Council extends city-wide drinking controls to cover ‘legal highs’

Hundreds of people across Leicester have backed plans to continue a city-wide ban on antisocial public drinking, and extend it to cover so-called ‘legal highs’.

The legislation, called Public Spaces Protection Orders (PSPOs), gives Police the power to tackle a wide range of antisocial behaviour problems linked to alcohol, noise and nuisance dogs.

These controls on street drinking already exist in Leicester but the existing order is due to expire in November.

A consultation was undertaken in January this year to see if people supported the proposal to continue the citywide PSPO to help control street drinking. Out of the 810 responses, 89.5 per cent supported the continuation of the existing order.

The council also asked for public views on the proposal to introduce a city-wide PSPO to cover the use of psychoactive substances, also known as ‘legal highs’.

Over 86 percent of residents supported the proposal. The council also sought views from neighbourhood policing units, city wardens, parks services and city council cleansing teams.

As a result, the council has announced its intention to introduce a new joint PSPO which will cover street drinking and the use of psychoactive substances.

City Mayor Peter Soulsby said: “People have said very clearly that they support the continuation of the existing PSPO to control street drinking, and we will now extend this to cover the use of new psychoactive substances.”

“It is vital that police have the powers to tackle anti-social behaviour quickly and effectively, and the citywide PSPO is an important way the council can support that.”

The new PSPO will cover anywhere in the city boundary, meaning it can be used to help tackle anti-social behaviour where alcohol or psychoactive substances are a contributing factor. It gives police powers to order offenders to hand over or dispose of alcohol or other substances. Anyone failing to do so could face arrest.
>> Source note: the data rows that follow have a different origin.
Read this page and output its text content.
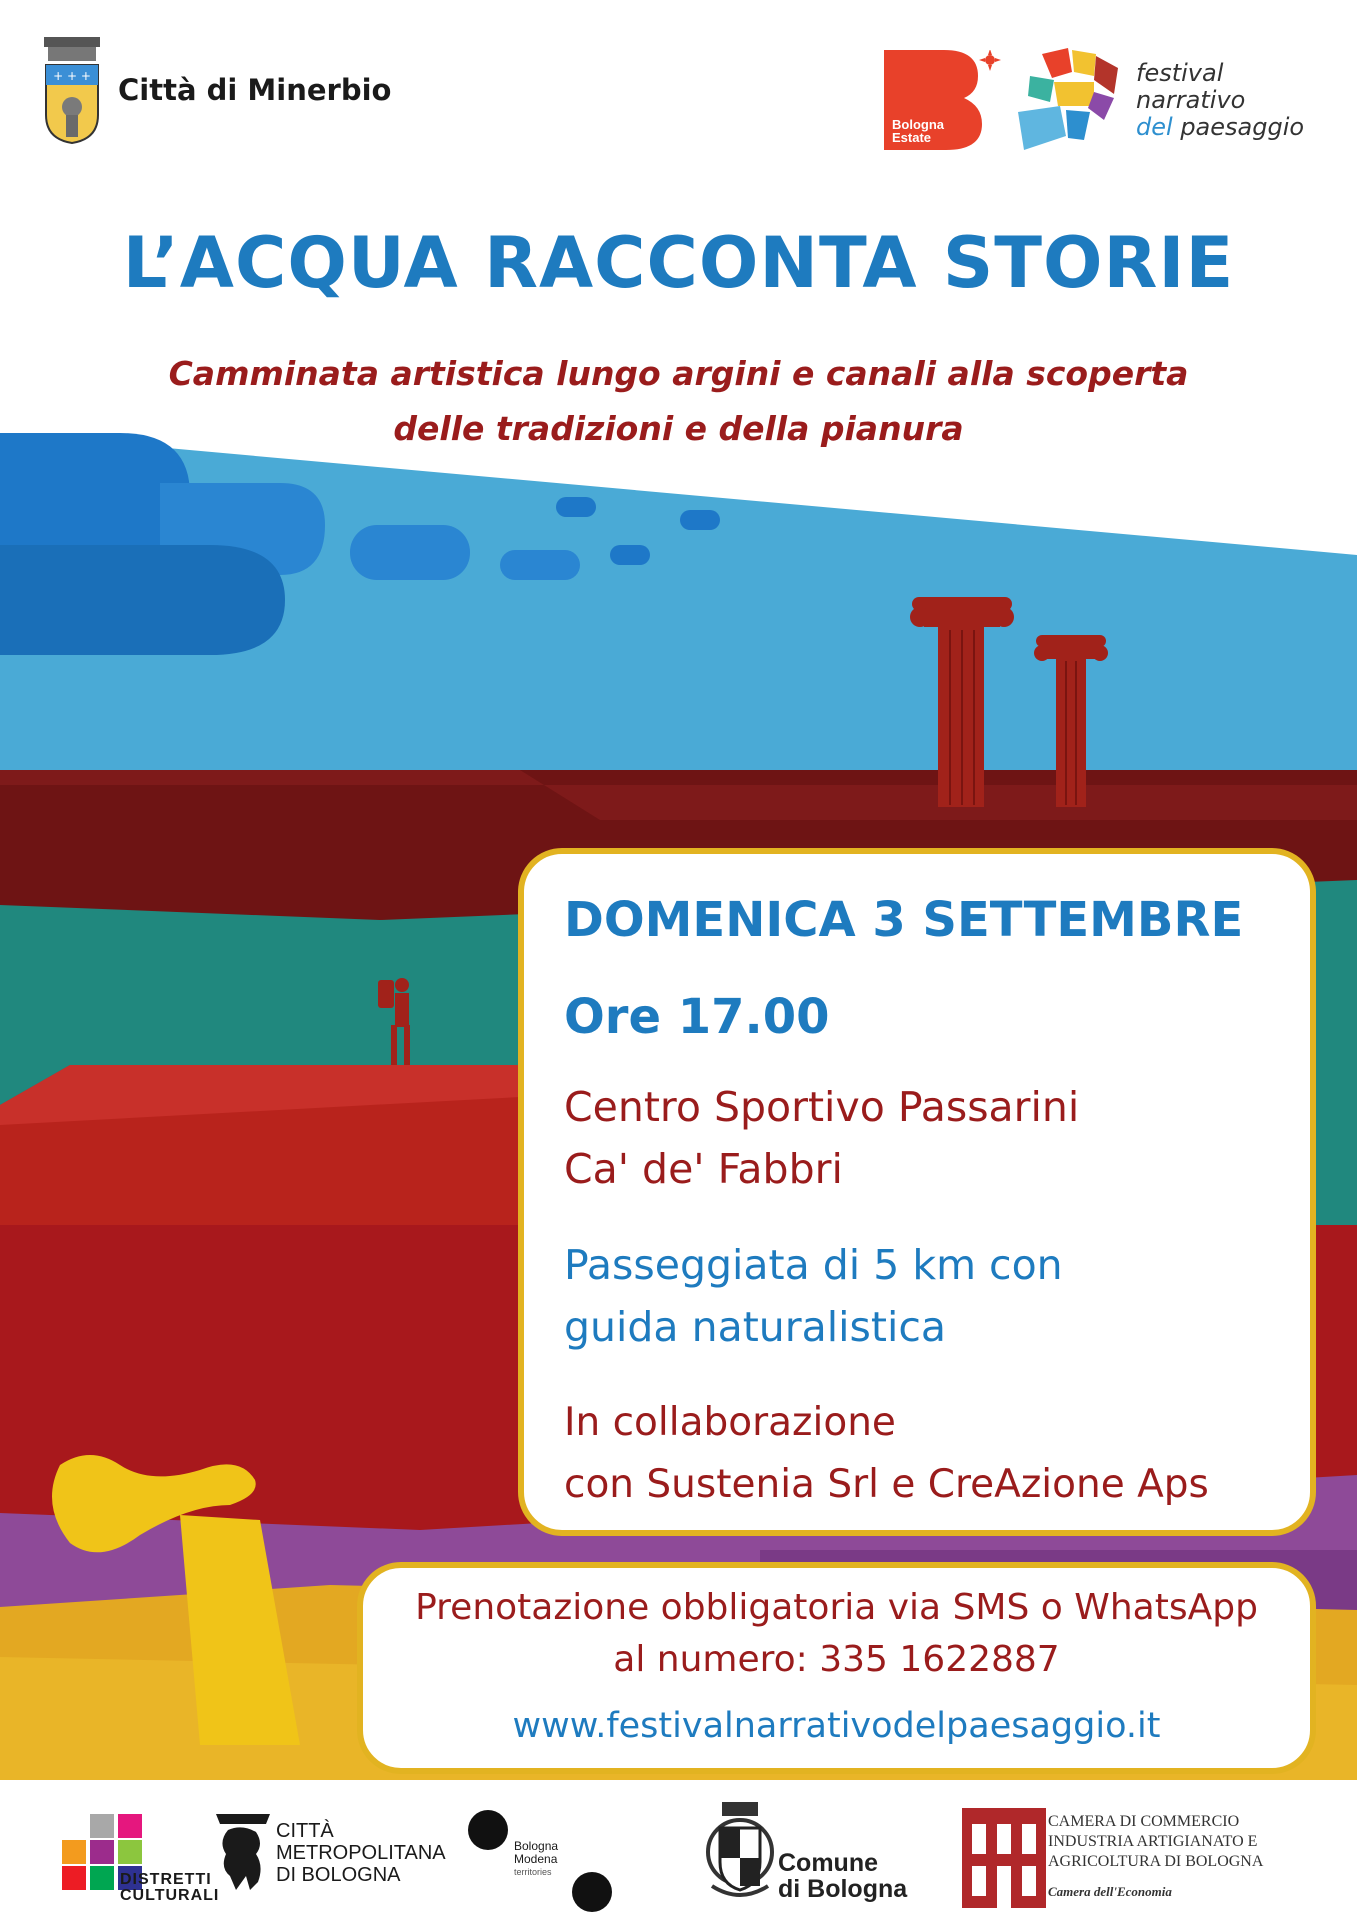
+ + + Città di Minerbio
Bologna Estate
festival
narrativo
del paesaggio
L’ACQUA RACCONTA STORIE
Camminata artistica lungo argini e canali alla scoperta
delle tradizioni e della pianura
DOMENICA 3 SETTEMBRE
Ore 17.00
Centro Sportivo Passarini
Ca' de' Fabbri
Passeggiata di 5 km con
guida naturalistica
In collaborazione
con Sustenia Srl e CreAzione Aps
Prenotazione obbligatoria via SMS o WhatsApp
al numero: 335 1622887
www.festivalnarrativodelpaesaggio.it
DISTRETTI
CULTURALI
CITTÀ
METROPOLITANA
DI BOLOGNA
Bologna
Modena
territories	Comune
di Bologna
CAMERA DI COMMERCIO
INDUSTRIA ARTIGIANATO E
AGRICOLTURA DI BOLOGNA
Camera dell'Economia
Psychoactive substances are a range of drugs – previously known as legal highs – designed to have the same effects of established illegal drugs such as cannabis, cocaine and ecstasy.

The citywide PSPO will not act as a ban on psychoactive substances, but will allow for greater controls to tackle anti-social behaviour associated with their use.

Up to 325 signs will be installed across the city to make people aware of the new orders.

In line with legislation, all Public Spaces Protection Orders must be reviewed every three years.